The Climate Action Incentive will insure that the money collected in Ontario will be directly returned to Ontarians.  The average family of four will receive $307 through the Incentive when they file their taxes this year.

We are living through a climate crisis and carbon emissions are directly linked to climate change.    While the Conservatives would prefer to remain ignorant about this reality, our government knows that we have no other choice but to take strong action now.  The effects of widespread climate warming are already evident in many parts of Canada and are expected to intensify.  These effects include more extreme temperatures, higher levels of precipitation, shorter snow and ice seasons, thinning glaciers and rising sea levels.
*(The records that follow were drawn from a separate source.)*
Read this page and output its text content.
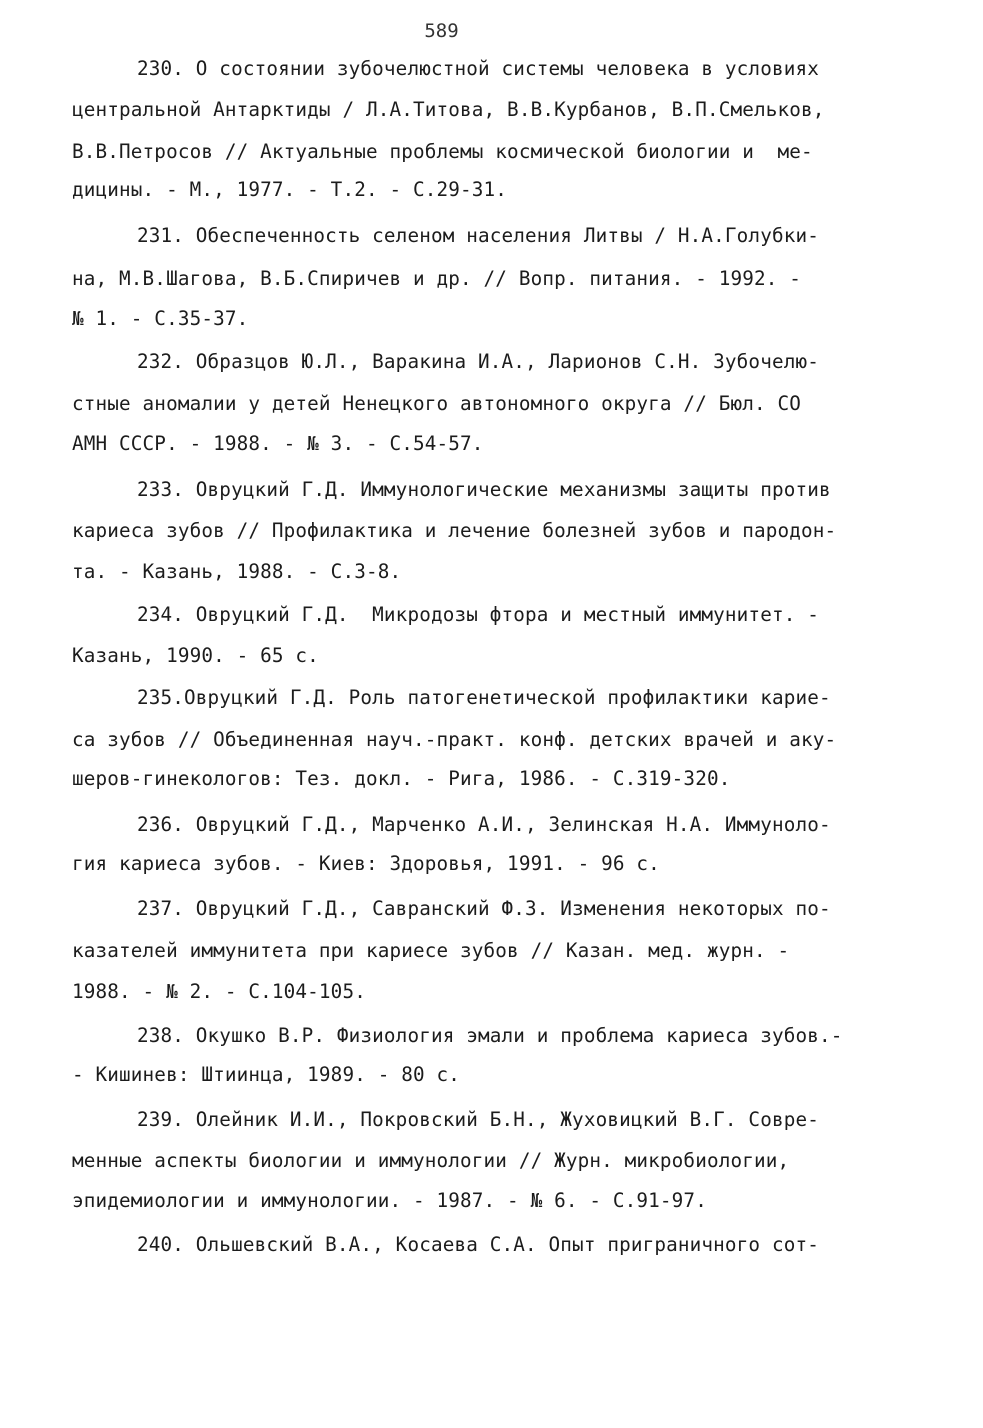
589
230. О состоянии зубочелюстной системы человека в условиях
центральной Антарктиды / Л.А.Титова, В.В.Курбанов, В.П.Смельков,
В.В.Петросов // Актуальные проблемы космической биологии и  ме-
дицины. - М., 1977. - Т.2. - С.29-31.
231. Обеспеченность селеном населения Литвы / Н.А.Голубки-
на, М.В.Шагова, В.Б.Спиричев и др. // Вопр. питания. - 1992. -
№ 1. - С.35-37.
232. Образцов Ю.Л., Варакина И.А., Ларионов С.Н. Зубочелю-
стные аномалии у детей Ненецкого автономного округа // Бюл. СО
АМН СССР. - 1988. - № 3. - С.54-57.
233. Овруцкий Г.Д. Иммунологические механизмы защиты против
кариеса зубов // Профилактика и лечение болезней зубов и пародон-
та. - Казань, 1988. - С.3-8.
234. Овруцкий Г.Д.  Микродозы фтора и местный иммунитет. -
Казань, 1990. - 65 с.
235.Овруцкий Г.Д. Роль патогенетической профилактики карие-
са зубов // Объединенная науч.-практ. конф. детских врачей и аку-
шеров-гинекологов: Тез. докл. - Рига, 1986. - С.319-320.
236. Овруцкий Г.Д., Марченко А.И., Зелинская Н.А. Иммуноло-
гия кариеса зубов. - Киев: Здоровья, 1991. - 96 с.
237. Овруцкий Г.Д., Савранский Ф.З. Изменения некоторых по-
казателей иммунитета при кариесе зубов // Казан. мед. журн. -
1988. - № 2. - С.104-105.
238. Окушко В.Р. Физиология эмали и проблема кариеса зубов.-
- Кишинев: Штиинца, 1989. - 80 с.
239. Олейник И.И., Покровский Б.Н., Жуховицкий В.Г. Совре-
менные аспекты биологии и иммунологии // Журн. микробиологии,
эпидемиологии и иммунологии. - 1987. - № 6. - С.91-97.
240. Ольшевский В.А., Косаева С.А. Опыт приграничного сот-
A warmer climate will increase the severity of heatwaves and contribute to increased drought and wildfire risks.

While Conservative leader Andrew Scheer is filling his gas tank at Shell for photo ops and promising to cancel our price on pollution, Shell says it supports the federal government’s plan.  A new report by Royal Dutch Shell is urging Canada’s largest oil and gas lobby group to start supporting carbon tax policies in the country. “Shell’s investors, and more broadly civil society, must be confident that we engage constructively with others on climate change,” the report states.

A report issued this week by scientists and experts at Environment and Climate Change Canada said Canada is, on average, experiencing warming at twice the rate of the rest of the world, with Northern Canada heating up at almost three times the global average.  We must work with Canadians to fight climate change, cut pollution and protect our environment.  Our kids and grandkids are counting on us to take action now.

Climate change is the greatest risk to human health in the 21stcentury, and those health harms are disproportionately borne by younger Canadians.  Our government is obligated to protect our children and future generations from climate change and pricing pollution is an important health intervention. The World Health Organization notes: “Climate change is expected to cause approximately 250,000 additional deaths per year between 2030 and 2050 and climate change impacts on health will disproportionately affect vulnerable populations, including the poor, elderly, and the young and those who are chronically ill.”

We must take immediate steps to rapidly and dramatically reduce carbon emissions and associated air pollution due to fossil-fuel combustion and putting a price on pollution is one effective step in doing this.  While not the whole answer, a price on pollution is a key part of the strategy. Supporting renewable energy, increased public transit, clean technology and jobs and encouraging energy efficiency are other key steps our government is taking to reduce pollution.

The time for action is now.  Canadians deserve a bold plan that will protect our environment and our kids’ future and bolster our economy.  The price on pollution introduced this week will do just that.